Well now. That sounds like somebody we can do business with. Is this the start of a new era? Not quite.

 That new Iranian president was Mohammad Khatami, speaking in January 1998. Despite winning two terms and serving eight years as president, Khatami never was able to achieve his stated objective of better relations between the United States and Iran.

 This year’s new Iranian president is Mahmoud Ahmadinejad. In some ways, he too talks a good game. “Justice, peace and detente are important elements in our foreign policy. These are inseparable parts of our policy,” he told parliament after he was sworn in.

 But it makes sense to take anything said by an Iranian president with a few pounds of salt. Supreme leader Ayatollah Ali Khamenei, the same man who thwarted Khatami, holds the real power in Iran.

The supreme leader recently laid out his country’s nuclear intentions. “We want to enrich our own uranium, excavated from our own mines, with equipment and technology that belongs to ourselves, developed by our young scientists, to produce fuel for our nuclear power plants,” he said. Iran’s actions back that up; although the government insists it wants to continue talks about the future of its nuclear program, Tehran restarted a uranium conversion plant on Aug. 8. And an Iranian foreign ministry spokesman says any talks should only be aimed at guaranteeing Iran's right to obtain “peaceful nuclear technology.”

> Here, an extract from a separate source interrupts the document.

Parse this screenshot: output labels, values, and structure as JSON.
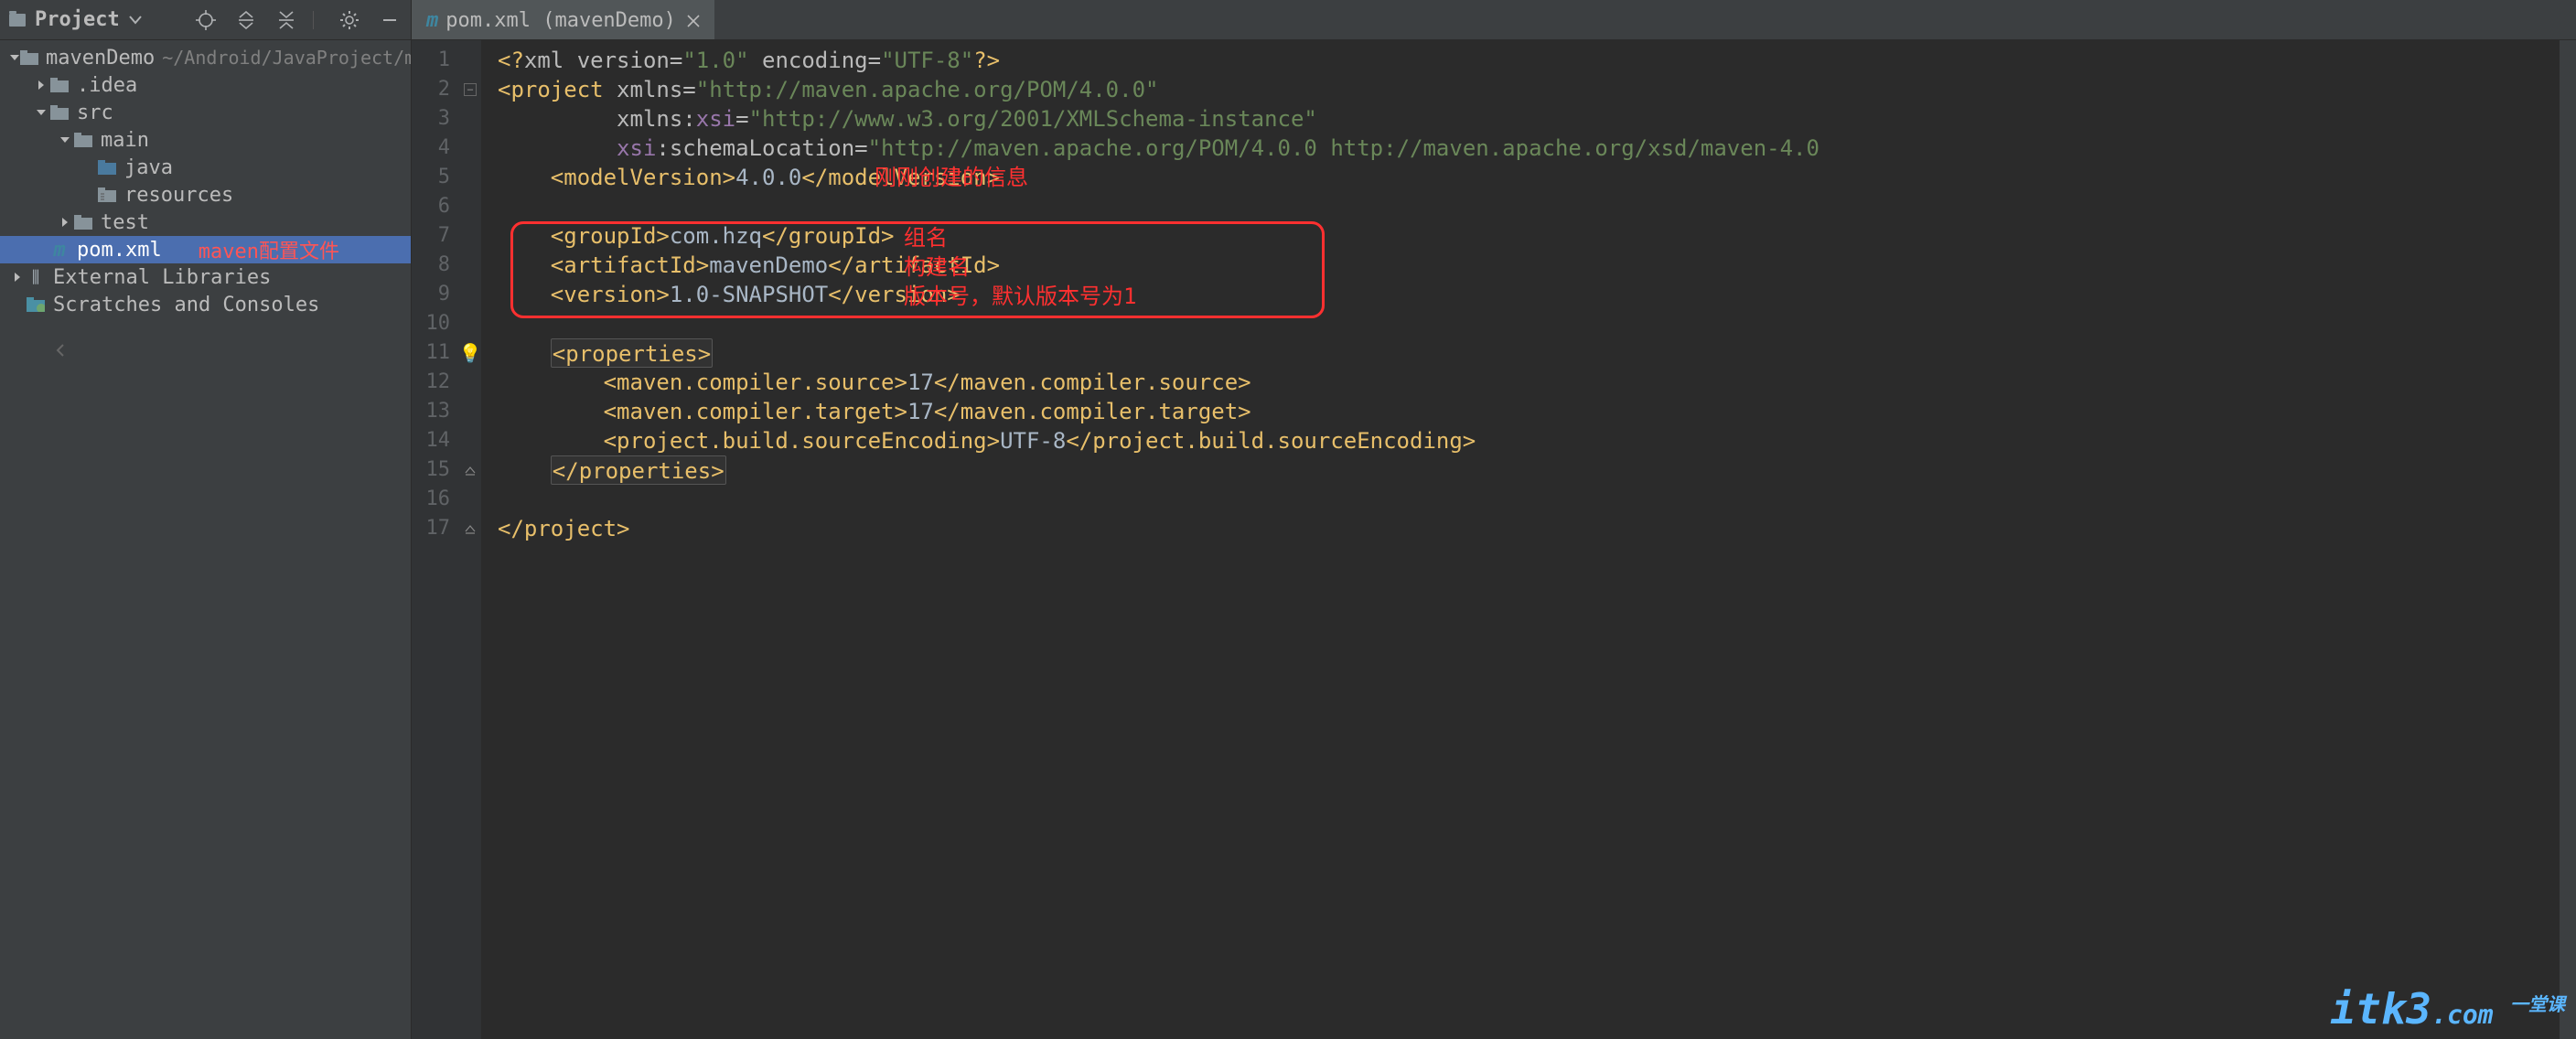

In other words, no matter what the rest of the world does, Iran’s going to proceed with its nuclear program. In an odd way this explains why, even though it seems to have fallen out of public favor, the war in Iraq was necessary.
How’s that possible? The future of Iraq seems to look bleak. Shiites, Kurds and Sunnis can’t seem to agree on a constitution. Will Islamic Sharia be a “major” source of the country’s law, or “the major” source? A recent Gallup poll showed 54 percent of Americans now think the war in Iraq was a mistake. “I want [President Bush] to honor my son by bringing the troops home immediately,” protester Cindy Sheehan, whose son was killed in Iraq, told reporters a few weeks ago.

Except, oddly, the war doesn’t look so bad to those closest to it. “Those of us who actually have a chance to go out and go on patrols and meet the Iraqi army and Iraqi police and go on patrols with them, we are very satisfied with the way things are going here,” Capt. Sherman Powell told the Today show recently. “We are confident that if we’re allowed to finish the job we started, we’ll be very proud of it, and our country will be proud of us for doing it.” Finishing the job is the key.

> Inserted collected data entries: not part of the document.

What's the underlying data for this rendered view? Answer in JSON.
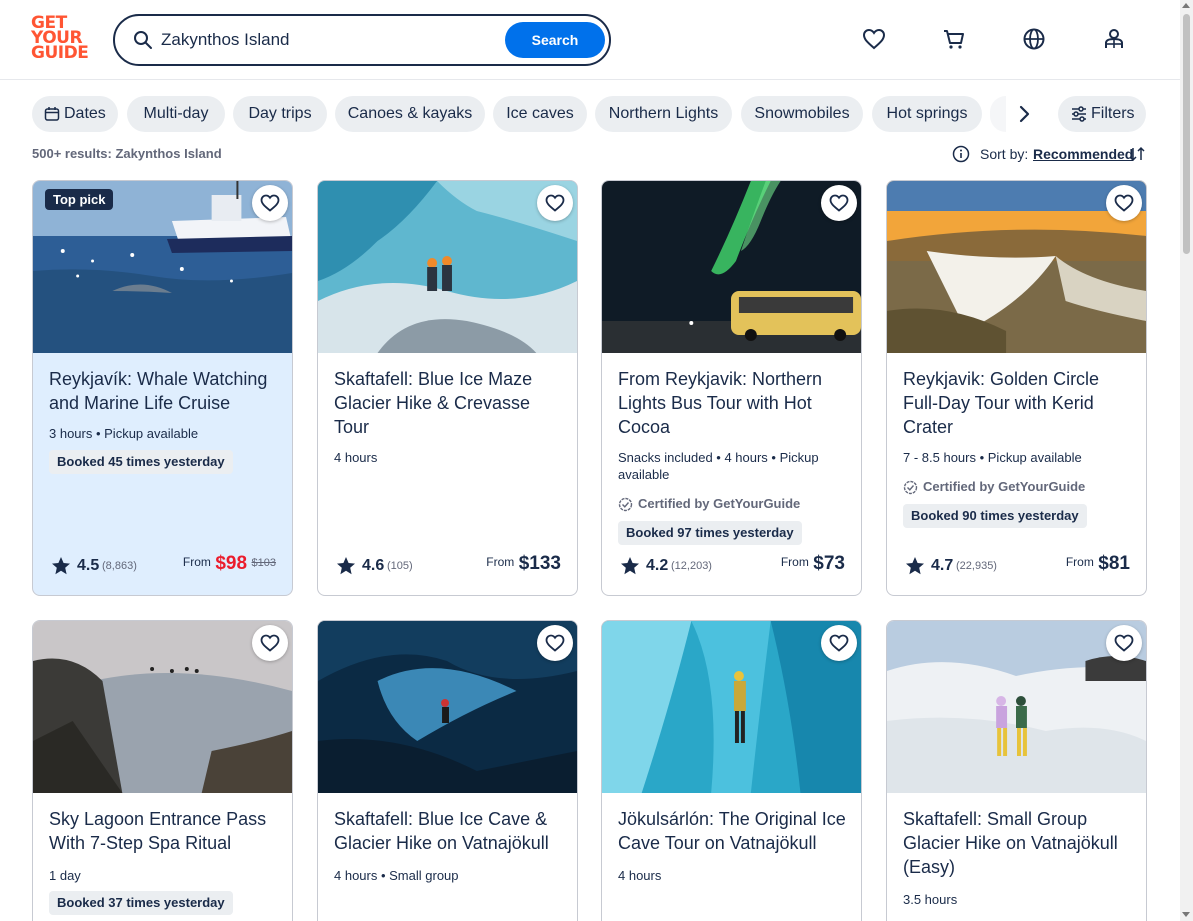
{
  "header": {
    "logo": [
      "GET",
      "YOUR",
      "GUIDE"
    ],
    "search_value": "Zakynthos Island",
    "search_button": "Search",
    "icons": [
      "heart-icon",
      "cart-icon",
      "globe-icon",
      "profile-icon"
    ]
  },
  "chips": [
    {
      "label": "Dates",
      "icon": "calendar-icon"
    },
    {
      "label": "Multi-day"
    },
    {
      "label": "Day trips"
    },
    {
      "label": "Canoes & kayaks"
    },
    {
      "label": "Ice caves"
    },
    {
      "label": "Northern Lights"
    },
    {
      "label": "Snowmobiles"
    },
    {
      "label": "Hot springs"
    }
  ],
  "filters_label": "Filters",
  "results_text": "500+ results: Zakynthos Island",
  "sort": {
    "label": "Sort by:",
    "value": "Recommended"
  },
  "cards": [
    {
      "badge": "Top pick",
      "title": "Reykjavík: Whale Watching and Marine Life Cruise",
      "meta": "3 hours • Pickup available",
      "certified": "",
      "booked": "Booked 45 times yesterday",
      "rating": "4.5",
      "reviews": "(8,863)",
      "from": "From",
      "price": "$98",
      "old_price": "$103",
      "image": "whale-watching-boat"
    },
    {
      "badge": "",
      "title": "Skaftafell: Blue Ice Maze Glacier Hike & Crevasse Tour",
      "meta": "4 hours",
      "certified": "",
      "booked": "",
      "rating": "4.6",
      "reviews": "(105)",
      "from": "From",
      "price": "$133",
      "old_price": "",
      "image": "blue-ice-glacier"
    },
    {
      "badge": "",
      "title": "From Reykjavik: Northern Lights Bus Tour with Hot Cocoa",
      "meta": "Snacks included • 4 hours • Pickup available",
      "certified": "Certified by GetYourGuide",
      "booked": "Booked 97 times yesterday",
      "rating": "4.2",
      "reviews": "(12,203)",
      "from": "From",
      "price": "$73",
      "old_price": "",
      "image": "northern-lights-bus"
    },
    {
      "badge": "",
      "title": "Reykjavik: Golden Circle Full-Day Tour with Kerid Crater",
      "meta": "7 - 8.5 hours • Pickup available",
      "certified": "Certified by GetYourGuide",
      "booked": "Booked 90 times yesterday",
      "rating": "4.7",
      "reviews": "(22,935)",
      "from": "From",
      "price": "$81",
      "old_price": "",
      "image": "waterfall-sunset"
    },
    {
      "title": "Sky Lagoon Entrance Pass With 7-Step Spa Ritual",
      "meta": "1 day",
      "booked": "Booked 37 times yesterday",
      "image": "sky-lagoon"
    },
    {
      "title": "Skaftafell: Blue Ice Cave & Glacier Hike on Vatnajökull",
      "meta": "4 hours • Small group",
      "image": "dark-ice-cave"
    },
    {
      "title": "Jökulsárlón: The Original Ice Cave Tour on Vatnajökull",
      "meta": "4 hours",
      "image": "turquoise-ice-cave"
    },
    {
      "title": "Skaftafell: Small Group Glacier Hike on Vatnajökull (Easy)",
      "meta": "3.5 hours",
      "image": "glacier-hikers"
    }
  ],
  "colors": {
    "brand": "#ff5533",
    "primary": "#0071eb",
    "text": "#1a2b49",
    "sale": "#eb1c2d"
  }
}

A popular bumper sticker claims, “War is not the Answer.” But that depends on the question. If the question is: “How can we eliminate Saddam Hussein, a man who killed 300,000 people, and replace him with a democratic government that we may be able to deal with?” then war was the only answer because, without the invasion, nothing would have changed in Iraq.

For years, we had tried to work through the United Nations Security Council. Saddam simply ignored 17 resolutions ordering him to prove he’d disarmed. He supported terrorists and he was a threat to the United States. Military action was the only reasonable response.

The better bumper sticker question would be: “Which country is likely to be better off in five years, Iran or Iraq?” Of course all that would never fit on a bumper sticker. But if it did the answer would be clear.

In spite of all the recent hemming and hawing over the proposed Iraqi constitution, Iraq is likely to be a constitutional democracy in 2008. Iran’s likely to be a virtual dictatorship, under the control of Ayatollah Ali Khamenei or, if he dies, his religious successor.

Those who bet in 1997 that Iran would change under Khatami are probably broke now. And although Iraq is, in a way, broken, that break with Saddam and the past has opened a door to the future. In 2013, we may well be asking not, “Why did we invade Iraq?” but “Why didn’t we use our military to prevent Iran from going nuclear?”